There are many jobs in this world that I personally would not want to do, nor am I creative enough to think of all of them in order to list them here. So, I shall tell you that recently, as I arrived at the office, I was confronted by one of the plethora of evidently necessary yet indubitably under-valued careers the working world offers.

The entrance to my office building is a veritable jungle of elephant palms and ferns, the former standing hundreds of feet tall (I’ve never been good with measurements). During our less-than-productive days in the office, we can look out our fifth story windows and wave to the birds perched in the fronds atop the palms. We’ve even given some of them names. But, while coconuts falling on noggins kill more people each year than shark attacks in the islands, who counts the number of persons shat upon from on high? Even if not that many get splattered on any given day, there remains avian guano aplenty “making its mark” on the pavement below. This is where my nominee for under-appreciated and likely under-remunerated laborer of the year comes in.

There is a position whose duties require the employee to toss buckets of water across the sidewalk and then, using a stiff broom, scour the daily deposit of bird dung off the cement so as not to offend passing tourists or secretaries heading for lunch.

I’m not going to say I like seeing white speckles all over the sidewalk like some concrete form of measles, but it doesn’t necessarily seem to me to be something that needs taken care of on a daily basis. You know, it’ll rain eventually, or the offending splotches will, in their own good time, just fade away. But evidently the administrators or investors who run this joint think otherwise. They actually pay someone -- albeit probably not well -- to man the bucket and broom each day and scrub, scrub, scrub at excrement spots marring the stark, grey beauty of the concrete. At least he gets to be outside.

Now, this thought leads me to further considerations about this poo-cleaner’s probability for being the poo-ee due to the fact that he spends the better part of his day under those very same palms where those very same birdies perch.

I took a peek out my window today to see if I could catch the otherwise elusive scrubber at his work to see if he has a method for avoiding that which he cleans up. Do you suppose there’s a certain score kept by those that ply this trade as to how many times fecal matter has found its way onto their heads, shoulders, or other exposed parts? Does one gain prestige with one’s colleagues should one take a direct hit somewhere in the cranial region from a passing hawk who has had a recent meal that was evidently of the fish persuasion? Is one shoulder worth more than the other, and can you get bonus points for taking two hits at once? Wouldn’t you wear a hat at least?

To put it shortly, I have only seen the bird poo-cleaner man at his duty (I said “duty”) station once, and he was working on a comparatively minor patch of guano out toward the middle of the sidewalk. At this point I began to wonder if other cities have this career field open to willing but otherwise unemployable souls, or is there a bird poo cleaner-man union? I can only imagine that places like Venice or the Antarctic -- places people visit just for the soul -- could pay out a king’s ransom to their armies of poo swabbies. Imagine Saint Marc’s Square without the pigeon dung or the South Pole without, well, I was going to say without penguin number two, but I’m not at all certain that such is an issue due to the partially aquatic nature of those little beasties.

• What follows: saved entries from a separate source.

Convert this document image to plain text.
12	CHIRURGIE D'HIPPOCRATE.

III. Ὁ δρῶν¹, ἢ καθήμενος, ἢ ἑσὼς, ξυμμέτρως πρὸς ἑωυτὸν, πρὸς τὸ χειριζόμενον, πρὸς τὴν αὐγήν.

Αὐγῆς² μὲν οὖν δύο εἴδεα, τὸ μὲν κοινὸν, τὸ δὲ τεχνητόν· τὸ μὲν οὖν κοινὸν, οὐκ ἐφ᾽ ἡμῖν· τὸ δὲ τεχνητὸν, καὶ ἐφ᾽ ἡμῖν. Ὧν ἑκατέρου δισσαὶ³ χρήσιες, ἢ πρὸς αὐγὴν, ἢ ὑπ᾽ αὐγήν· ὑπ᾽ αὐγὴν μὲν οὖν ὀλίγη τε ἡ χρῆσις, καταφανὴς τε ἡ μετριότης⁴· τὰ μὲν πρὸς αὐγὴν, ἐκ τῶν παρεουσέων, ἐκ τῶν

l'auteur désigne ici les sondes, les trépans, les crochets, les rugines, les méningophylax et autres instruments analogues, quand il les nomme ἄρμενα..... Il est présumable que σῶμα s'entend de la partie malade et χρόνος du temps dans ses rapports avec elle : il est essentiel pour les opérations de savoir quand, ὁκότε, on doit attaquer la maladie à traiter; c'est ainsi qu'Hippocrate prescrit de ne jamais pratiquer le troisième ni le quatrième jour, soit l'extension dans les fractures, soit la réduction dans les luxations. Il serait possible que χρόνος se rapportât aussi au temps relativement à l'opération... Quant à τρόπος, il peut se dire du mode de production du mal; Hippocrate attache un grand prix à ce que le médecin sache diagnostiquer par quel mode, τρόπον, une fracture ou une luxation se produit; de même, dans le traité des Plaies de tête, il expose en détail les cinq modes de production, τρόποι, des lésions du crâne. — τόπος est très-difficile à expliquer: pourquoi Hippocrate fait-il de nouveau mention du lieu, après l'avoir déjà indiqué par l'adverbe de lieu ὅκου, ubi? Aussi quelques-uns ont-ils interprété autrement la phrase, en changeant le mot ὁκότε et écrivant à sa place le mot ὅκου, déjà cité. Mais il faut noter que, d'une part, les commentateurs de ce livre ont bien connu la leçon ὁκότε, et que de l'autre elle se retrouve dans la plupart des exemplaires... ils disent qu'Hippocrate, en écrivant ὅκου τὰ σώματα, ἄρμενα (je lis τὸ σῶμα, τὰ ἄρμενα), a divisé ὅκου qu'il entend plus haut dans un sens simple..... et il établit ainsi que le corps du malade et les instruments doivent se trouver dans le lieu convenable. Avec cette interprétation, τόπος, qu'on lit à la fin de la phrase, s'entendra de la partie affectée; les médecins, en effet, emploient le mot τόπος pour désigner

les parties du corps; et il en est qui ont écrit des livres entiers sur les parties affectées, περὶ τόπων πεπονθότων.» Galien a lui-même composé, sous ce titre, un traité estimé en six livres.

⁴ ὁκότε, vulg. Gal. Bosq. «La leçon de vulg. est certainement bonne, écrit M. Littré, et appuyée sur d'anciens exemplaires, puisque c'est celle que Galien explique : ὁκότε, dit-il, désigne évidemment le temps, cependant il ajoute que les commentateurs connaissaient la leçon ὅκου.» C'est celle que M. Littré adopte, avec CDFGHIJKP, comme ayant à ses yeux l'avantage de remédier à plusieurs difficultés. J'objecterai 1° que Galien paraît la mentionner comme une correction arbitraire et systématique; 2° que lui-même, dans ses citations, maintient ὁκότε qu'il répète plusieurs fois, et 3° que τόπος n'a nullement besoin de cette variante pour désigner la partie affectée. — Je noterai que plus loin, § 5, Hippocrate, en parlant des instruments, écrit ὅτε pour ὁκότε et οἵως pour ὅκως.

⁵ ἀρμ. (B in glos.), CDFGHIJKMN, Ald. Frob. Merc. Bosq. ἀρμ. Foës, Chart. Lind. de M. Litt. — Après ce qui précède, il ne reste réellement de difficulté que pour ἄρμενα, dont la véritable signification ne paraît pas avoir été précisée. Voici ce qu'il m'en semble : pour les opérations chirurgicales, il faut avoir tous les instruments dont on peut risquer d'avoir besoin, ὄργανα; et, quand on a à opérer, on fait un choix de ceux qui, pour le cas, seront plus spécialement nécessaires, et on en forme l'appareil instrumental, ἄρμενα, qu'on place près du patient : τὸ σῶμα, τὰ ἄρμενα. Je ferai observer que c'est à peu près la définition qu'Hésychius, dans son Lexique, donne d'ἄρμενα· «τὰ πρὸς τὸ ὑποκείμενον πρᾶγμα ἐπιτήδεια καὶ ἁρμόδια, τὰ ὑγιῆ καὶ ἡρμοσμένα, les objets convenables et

I mean, this is not a job path that my career counselors mentioned back in high school. No, they wanted us all to be middle managers, morticians, or at least a respectable bail bondsman; they never once mentioned that someone, somewhere in the world, was making a living keeping our walkways free of semi-offensive avian excrement. Of course, there were never many birds nor many public squares in what I affectionately refer to as Crap-tastic-castle -- you would think differently, wouldn’t you?

So, as I look down tomorrow upon the pedestrians doing their best impression of bustling around this tropical city, I shall seek to spot that elusive cleaner-upper of flying pooping machine deposits and perhaps even pin an award on his chest. The order of the Platinum Turd. Delightful -- but not worth the ribbon it comes from.